One important aspect of Alice Vedders’ life was the book of Psalms. Her parents died when she was but four years old, however, to provide remembrance of her mother she was given her Bible. Alice found comfort and encouragement from not only reading the Bible but also from her mother’s annotations that were often found in the book of Psalms. Alice found Psalms 1, 4, 23, 36, 88, and 116 particularly encouraging and comforting. Undoubtedly, her familiarity with Psalms was due to years of, as was noted earlier in this review, singing them in worship.

Donald Vedders has provided a work of historical fiction that is beneficial for readers of all ages. He has taken a handful of family facts learned at his grandfather’s knee and created believable characters who worked through difficulties and persevered by prayer, Scripture, and worship.
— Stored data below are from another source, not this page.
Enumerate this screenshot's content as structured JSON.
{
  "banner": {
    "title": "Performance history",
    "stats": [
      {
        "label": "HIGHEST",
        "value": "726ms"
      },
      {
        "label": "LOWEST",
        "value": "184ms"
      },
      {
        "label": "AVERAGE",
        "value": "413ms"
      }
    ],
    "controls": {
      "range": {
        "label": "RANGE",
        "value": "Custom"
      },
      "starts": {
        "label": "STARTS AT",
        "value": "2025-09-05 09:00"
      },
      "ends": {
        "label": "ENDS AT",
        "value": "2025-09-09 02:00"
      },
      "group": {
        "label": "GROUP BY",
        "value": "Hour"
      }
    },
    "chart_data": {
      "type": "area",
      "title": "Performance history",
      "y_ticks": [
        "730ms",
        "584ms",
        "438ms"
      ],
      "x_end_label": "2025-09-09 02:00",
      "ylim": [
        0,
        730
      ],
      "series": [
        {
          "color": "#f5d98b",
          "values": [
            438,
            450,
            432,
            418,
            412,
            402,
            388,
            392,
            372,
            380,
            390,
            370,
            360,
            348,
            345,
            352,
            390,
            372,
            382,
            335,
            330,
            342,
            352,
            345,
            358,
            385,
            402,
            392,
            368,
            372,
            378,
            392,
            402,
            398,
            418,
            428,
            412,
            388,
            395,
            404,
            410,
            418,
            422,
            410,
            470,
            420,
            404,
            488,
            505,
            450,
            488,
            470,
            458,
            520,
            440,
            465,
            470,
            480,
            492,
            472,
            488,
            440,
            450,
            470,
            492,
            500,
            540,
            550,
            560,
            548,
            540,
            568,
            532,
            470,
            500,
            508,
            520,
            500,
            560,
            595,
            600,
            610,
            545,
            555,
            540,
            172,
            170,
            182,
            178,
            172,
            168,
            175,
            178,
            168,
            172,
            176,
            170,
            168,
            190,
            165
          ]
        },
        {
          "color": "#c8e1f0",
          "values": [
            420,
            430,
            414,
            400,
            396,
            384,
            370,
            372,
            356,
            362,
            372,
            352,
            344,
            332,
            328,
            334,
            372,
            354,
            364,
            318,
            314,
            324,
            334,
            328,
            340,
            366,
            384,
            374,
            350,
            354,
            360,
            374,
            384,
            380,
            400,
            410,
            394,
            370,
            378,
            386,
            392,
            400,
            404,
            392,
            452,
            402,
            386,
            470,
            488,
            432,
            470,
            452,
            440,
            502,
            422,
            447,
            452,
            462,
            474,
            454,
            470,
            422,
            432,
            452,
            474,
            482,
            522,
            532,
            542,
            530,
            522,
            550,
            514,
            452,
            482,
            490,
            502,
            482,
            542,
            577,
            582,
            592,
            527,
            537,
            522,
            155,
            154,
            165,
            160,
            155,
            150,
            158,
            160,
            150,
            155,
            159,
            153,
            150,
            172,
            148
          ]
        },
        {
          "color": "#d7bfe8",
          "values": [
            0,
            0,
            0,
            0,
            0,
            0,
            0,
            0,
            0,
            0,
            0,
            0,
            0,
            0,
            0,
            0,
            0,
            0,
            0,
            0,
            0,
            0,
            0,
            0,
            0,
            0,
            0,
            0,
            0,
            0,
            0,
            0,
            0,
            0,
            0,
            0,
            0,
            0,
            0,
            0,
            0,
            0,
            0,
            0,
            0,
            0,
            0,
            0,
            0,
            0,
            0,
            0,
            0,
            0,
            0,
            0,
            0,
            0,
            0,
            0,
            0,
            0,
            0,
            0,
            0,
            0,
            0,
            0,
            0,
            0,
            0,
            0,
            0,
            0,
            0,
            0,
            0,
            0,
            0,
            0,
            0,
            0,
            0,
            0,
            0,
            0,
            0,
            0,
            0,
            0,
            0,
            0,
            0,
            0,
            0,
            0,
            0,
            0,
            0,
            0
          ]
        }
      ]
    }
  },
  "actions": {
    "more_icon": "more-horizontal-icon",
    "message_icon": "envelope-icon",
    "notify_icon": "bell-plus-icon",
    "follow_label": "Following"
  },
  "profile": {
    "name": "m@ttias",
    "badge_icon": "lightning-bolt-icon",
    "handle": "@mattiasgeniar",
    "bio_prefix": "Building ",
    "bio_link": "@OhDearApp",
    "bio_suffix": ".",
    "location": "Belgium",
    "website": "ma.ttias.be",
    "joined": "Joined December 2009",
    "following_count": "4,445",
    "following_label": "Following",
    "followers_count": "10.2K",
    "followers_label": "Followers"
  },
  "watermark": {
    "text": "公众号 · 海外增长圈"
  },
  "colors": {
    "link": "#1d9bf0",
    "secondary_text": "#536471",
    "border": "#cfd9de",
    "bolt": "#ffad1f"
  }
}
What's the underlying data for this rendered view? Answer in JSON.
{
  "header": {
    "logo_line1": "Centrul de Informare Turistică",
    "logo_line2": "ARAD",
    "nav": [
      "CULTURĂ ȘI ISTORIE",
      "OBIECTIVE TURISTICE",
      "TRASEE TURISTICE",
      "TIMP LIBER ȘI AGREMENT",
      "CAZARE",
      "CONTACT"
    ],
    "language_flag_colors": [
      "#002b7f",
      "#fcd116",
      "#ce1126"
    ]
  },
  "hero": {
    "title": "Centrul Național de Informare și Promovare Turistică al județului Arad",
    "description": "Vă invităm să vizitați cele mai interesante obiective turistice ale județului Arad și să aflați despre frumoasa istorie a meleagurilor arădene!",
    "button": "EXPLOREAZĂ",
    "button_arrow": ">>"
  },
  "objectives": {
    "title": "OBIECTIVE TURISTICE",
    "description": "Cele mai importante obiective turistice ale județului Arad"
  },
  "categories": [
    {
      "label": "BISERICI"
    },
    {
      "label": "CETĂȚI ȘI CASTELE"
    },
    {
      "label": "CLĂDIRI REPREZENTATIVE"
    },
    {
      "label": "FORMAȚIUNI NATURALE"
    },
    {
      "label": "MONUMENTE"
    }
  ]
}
The book is not an account of rugged individuals gritting their teeth and conquering all odds, rather it is the story of worshipping Christians working hard and persevering to subdue creation while directed by prayer, providence, and the grace of God.

Barry Waugh


Notes—The header is provided to give a sense of the challenging simplicity of prairie life; it is not from Vedders’ book but is instead from Sod Houses or the Development of the Great American Plains, by S. D. Butcher, 1904. The reviewer read the eBook version of Dakota Dawn but a paperback edition is also available. Gerald F. De Jong’s article, “The Coming of the Dutch to the Dakotas,” was published in South Dakota History 5:1 (Dec. 1974), pages 20-51; this was located online for free download. He also published The Dutch in America, 1609-1974, Boston: Twayne Publishers, 1975. De Jong taught at the University of South Dakota. The era of Vedders’ book is similar to that of Laura Ingles Wilder whose story is told in Pamela Smith Hill’s book, Pioneer Girl: The Annotated Autobiography, Laura Ingalls Wilder, 2014.